My mom pretended she didn’t hear him. “Just think about weighing those cucumbers next summer!” she called out as I started to the hallway. “So easy! So relaxing!”

I didn’t reply, just waved a hand behind me as William said, confused, “Cucumbers?”

At six p.m. sharp, Margy walked down the aisle on the arm of her father, looking gorgeous in her cap-sleeved gown with a bejeweled bodice, and crying happy tears. We’d hit the jackpot on the weather: warm but not too hot, a good breeze but not enough to send veils and dresses billowing up. The only wrinkle was a loud Coast Guard Helicopter flying by low over the beach and drowning out the beginning of the vows. Even my mother couldn’t control the military, although I would not have put it past her to try.

After the ceremony, I sat in the BRR as the wedding party and then guests exited to the ballroom, where the bars were open and the DJ already playing beach music, the bride and groom’s favorite. Once the chairs were empty, I helped some guys from the Piers fold and stack them to clear space for what would later be the dance floor. Left behind were crumpled programs, a few stray tissues, and, to me, entirely too many of the penny cards William and I had hastily assembled in record time before the ceremony. Oh, well.

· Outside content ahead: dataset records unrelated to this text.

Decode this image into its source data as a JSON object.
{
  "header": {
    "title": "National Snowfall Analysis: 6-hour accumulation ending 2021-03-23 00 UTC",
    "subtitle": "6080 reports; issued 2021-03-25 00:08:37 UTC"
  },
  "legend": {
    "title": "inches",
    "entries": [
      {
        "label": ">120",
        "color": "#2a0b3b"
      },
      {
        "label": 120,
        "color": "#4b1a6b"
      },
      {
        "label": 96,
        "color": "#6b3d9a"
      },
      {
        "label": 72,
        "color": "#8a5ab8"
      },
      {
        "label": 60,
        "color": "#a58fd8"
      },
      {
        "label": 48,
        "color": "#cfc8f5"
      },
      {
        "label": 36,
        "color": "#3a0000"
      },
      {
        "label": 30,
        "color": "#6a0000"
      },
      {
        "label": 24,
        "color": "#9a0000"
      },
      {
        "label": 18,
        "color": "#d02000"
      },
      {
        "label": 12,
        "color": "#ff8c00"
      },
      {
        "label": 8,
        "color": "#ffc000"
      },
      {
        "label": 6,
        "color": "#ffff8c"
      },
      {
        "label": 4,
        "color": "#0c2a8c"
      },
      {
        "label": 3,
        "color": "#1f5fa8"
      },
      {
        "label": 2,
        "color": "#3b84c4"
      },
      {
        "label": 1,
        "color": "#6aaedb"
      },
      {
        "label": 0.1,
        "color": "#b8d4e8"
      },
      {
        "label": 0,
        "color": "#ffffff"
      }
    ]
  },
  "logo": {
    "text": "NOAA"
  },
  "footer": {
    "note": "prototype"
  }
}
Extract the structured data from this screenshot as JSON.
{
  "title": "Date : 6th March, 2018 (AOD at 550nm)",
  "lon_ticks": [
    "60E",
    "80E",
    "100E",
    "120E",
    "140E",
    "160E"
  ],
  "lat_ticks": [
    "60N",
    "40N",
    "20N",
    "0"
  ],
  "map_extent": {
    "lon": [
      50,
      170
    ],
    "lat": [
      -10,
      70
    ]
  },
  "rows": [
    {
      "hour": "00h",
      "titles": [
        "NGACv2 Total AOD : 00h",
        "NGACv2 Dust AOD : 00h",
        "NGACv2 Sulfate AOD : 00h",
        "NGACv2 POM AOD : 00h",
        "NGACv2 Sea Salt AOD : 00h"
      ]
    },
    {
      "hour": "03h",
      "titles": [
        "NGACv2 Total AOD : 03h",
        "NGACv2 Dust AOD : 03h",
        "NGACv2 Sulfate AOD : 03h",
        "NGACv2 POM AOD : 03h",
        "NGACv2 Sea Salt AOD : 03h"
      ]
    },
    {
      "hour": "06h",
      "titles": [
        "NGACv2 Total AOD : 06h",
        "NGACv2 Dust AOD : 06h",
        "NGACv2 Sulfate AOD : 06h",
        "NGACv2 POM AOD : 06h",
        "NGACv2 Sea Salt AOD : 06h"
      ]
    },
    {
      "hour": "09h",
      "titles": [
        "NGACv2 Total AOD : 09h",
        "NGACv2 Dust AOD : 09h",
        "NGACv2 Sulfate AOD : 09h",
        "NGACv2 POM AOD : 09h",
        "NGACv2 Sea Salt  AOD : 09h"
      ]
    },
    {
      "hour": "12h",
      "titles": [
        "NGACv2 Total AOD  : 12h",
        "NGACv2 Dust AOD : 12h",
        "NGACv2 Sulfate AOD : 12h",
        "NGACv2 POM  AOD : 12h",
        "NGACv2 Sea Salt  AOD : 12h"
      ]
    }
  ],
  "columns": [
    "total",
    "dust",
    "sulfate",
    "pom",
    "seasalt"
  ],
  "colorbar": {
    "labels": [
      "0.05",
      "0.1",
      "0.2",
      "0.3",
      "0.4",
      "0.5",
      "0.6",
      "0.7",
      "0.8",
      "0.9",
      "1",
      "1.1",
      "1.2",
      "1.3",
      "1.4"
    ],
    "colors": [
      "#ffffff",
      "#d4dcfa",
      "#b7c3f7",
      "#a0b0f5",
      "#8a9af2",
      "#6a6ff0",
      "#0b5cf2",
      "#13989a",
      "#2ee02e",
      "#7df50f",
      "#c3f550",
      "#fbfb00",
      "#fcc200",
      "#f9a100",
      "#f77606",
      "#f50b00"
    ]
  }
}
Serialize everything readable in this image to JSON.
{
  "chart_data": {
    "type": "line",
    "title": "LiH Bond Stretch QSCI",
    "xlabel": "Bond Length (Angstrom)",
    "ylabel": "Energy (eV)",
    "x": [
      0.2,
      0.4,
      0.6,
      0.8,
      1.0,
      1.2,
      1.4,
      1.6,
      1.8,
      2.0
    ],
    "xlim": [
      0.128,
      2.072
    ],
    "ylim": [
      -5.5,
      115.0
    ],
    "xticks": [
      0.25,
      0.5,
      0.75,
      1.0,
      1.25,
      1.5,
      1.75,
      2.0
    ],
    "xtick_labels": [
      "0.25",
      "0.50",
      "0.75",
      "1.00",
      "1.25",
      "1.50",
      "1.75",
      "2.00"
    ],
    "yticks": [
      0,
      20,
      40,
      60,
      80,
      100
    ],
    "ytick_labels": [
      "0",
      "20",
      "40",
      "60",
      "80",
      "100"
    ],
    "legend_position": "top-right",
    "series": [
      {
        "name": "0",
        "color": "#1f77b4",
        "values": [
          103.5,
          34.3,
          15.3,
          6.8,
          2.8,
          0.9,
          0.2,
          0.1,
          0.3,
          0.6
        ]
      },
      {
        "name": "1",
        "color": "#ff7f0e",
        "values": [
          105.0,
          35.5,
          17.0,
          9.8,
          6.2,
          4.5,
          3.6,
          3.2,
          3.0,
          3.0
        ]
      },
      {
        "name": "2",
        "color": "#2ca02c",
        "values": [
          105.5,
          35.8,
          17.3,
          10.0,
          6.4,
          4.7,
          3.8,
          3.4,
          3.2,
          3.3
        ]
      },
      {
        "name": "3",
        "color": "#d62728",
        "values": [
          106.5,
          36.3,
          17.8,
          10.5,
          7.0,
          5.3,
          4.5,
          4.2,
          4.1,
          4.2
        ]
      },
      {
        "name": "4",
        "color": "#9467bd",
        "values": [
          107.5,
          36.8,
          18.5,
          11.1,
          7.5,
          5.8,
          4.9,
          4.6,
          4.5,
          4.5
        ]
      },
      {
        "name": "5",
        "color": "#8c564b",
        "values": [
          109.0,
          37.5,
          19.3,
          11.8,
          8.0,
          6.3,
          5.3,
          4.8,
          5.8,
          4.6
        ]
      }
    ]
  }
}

Once the ceremony was complete, there was always an easing in my mother’s tension. So I wasn’t entirely surprised when she joined me during dinner as I stood guarding the display of M & J cupcakes on the cake table. While guests rarely messed with a wedding cake, something about cupcakes brought out serious grabby hands, and not just in children. Until the pictures were taken, though, they were off limits, which meant body blocking them while saying “Not yet!” in a cheerful, yet firm, voice to anyone who tried to approach. It was one of my least favorite jobs, and one William loved. But he was tied up taking over for a queasy bartender until backup arrived, so it fell to me.